Heritage Rose Garden
15 Jan, 2022 - Natasha West
Among the hidden treasures at Rookwood Cemetery are beautiful old roses, cared for by volunteers. For more than 150 years, people have been planting roses at the graves of loved ones. As the cemetery developed, many of them were being destroyed by herbicides and the clearing of grave sites.
With the help of Heritage Roses Australia, they were propagated and planted in the Rookwood Heritage Rose Garden, also called Barbara’s Garden to honour the woman who spearheaded the project to them.

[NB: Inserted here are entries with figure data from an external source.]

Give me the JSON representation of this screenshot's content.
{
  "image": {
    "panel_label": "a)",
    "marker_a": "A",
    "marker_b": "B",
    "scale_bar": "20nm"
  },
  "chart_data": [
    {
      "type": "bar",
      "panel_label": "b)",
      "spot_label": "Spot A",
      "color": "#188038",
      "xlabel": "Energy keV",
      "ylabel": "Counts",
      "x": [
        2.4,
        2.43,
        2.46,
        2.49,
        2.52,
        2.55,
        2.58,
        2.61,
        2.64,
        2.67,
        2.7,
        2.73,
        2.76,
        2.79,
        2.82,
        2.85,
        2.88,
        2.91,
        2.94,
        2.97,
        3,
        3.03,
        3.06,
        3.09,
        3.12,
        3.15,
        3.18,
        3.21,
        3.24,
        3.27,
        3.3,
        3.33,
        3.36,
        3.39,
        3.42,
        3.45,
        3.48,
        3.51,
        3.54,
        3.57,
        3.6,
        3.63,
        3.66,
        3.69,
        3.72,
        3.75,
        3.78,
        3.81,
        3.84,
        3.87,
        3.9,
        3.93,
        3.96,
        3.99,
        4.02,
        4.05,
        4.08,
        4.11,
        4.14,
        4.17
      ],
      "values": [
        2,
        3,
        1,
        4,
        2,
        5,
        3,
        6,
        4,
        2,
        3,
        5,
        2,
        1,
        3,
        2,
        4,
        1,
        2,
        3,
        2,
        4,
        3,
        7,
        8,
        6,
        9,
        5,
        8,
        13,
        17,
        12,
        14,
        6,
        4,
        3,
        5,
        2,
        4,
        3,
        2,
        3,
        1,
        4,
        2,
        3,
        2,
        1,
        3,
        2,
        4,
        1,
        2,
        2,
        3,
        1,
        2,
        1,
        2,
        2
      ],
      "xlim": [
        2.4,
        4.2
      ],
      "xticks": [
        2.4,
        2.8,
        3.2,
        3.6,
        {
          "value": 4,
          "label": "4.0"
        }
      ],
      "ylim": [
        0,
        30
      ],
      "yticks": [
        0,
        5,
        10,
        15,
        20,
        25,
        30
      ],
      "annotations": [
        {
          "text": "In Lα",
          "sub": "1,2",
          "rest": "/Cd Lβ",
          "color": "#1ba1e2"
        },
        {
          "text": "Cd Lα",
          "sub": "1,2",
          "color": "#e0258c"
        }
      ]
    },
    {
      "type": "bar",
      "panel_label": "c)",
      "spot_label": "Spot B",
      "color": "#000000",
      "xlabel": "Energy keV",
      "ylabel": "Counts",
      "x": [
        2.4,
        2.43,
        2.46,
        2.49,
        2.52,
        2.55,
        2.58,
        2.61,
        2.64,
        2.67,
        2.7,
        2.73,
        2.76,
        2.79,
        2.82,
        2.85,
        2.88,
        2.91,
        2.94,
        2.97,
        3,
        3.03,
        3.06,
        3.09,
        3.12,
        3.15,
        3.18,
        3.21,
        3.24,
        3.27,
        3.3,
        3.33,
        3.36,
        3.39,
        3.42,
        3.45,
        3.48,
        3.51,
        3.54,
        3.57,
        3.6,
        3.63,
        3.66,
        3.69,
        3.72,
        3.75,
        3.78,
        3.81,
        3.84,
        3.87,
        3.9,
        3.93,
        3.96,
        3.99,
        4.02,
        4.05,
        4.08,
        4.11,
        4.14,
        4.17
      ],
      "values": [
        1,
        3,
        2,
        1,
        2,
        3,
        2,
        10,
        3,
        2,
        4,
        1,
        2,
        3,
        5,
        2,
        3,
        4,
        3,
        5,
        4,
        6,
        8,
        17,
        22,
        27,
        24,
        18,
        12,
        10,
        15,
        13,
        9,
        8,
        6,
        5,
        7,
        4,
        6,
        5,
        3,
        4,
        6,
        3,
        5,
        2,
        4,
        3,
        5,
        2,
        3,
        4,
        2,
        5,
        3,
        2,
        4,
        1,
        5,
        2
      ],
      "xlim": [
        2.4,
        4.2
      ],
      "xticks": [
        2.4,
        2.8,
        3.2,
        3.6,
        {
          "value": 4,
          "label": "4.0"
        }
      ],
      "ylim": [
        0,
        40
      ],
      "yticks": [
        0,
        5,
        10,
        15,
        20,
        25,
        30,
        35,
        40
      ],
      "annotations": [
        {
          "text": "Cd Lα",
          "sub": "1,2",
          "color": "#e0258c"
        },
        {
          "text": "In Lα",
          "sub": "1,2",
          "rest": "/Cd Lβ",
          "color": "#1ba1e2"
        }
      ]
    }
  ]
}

Barbara's Garden is a living catalogue of low-maintenance, long-lived rosy beauties suitable for Sydney. The roses are only watered when it rains, fed every few years and are never sprayed.
The endangered roses are cared for by members of Heritage Roses Australia. As many of the roses propagated from old graves and have been officially identified, they are classified as “found roses” and are named after the grave where they were found. An example of this is the “Mrs Dudley Cross”, a tea rose from 1907.
Did you know that only 10% of the heritage varieties can be identified. Today, volunteers from Heritage Roses work regularly at Rookwood in order to maintain this garden and tend to these special roses. Many of the roses are in flower all year, but spring is the most popular time to visit when the rest of Rookwood is in bloom.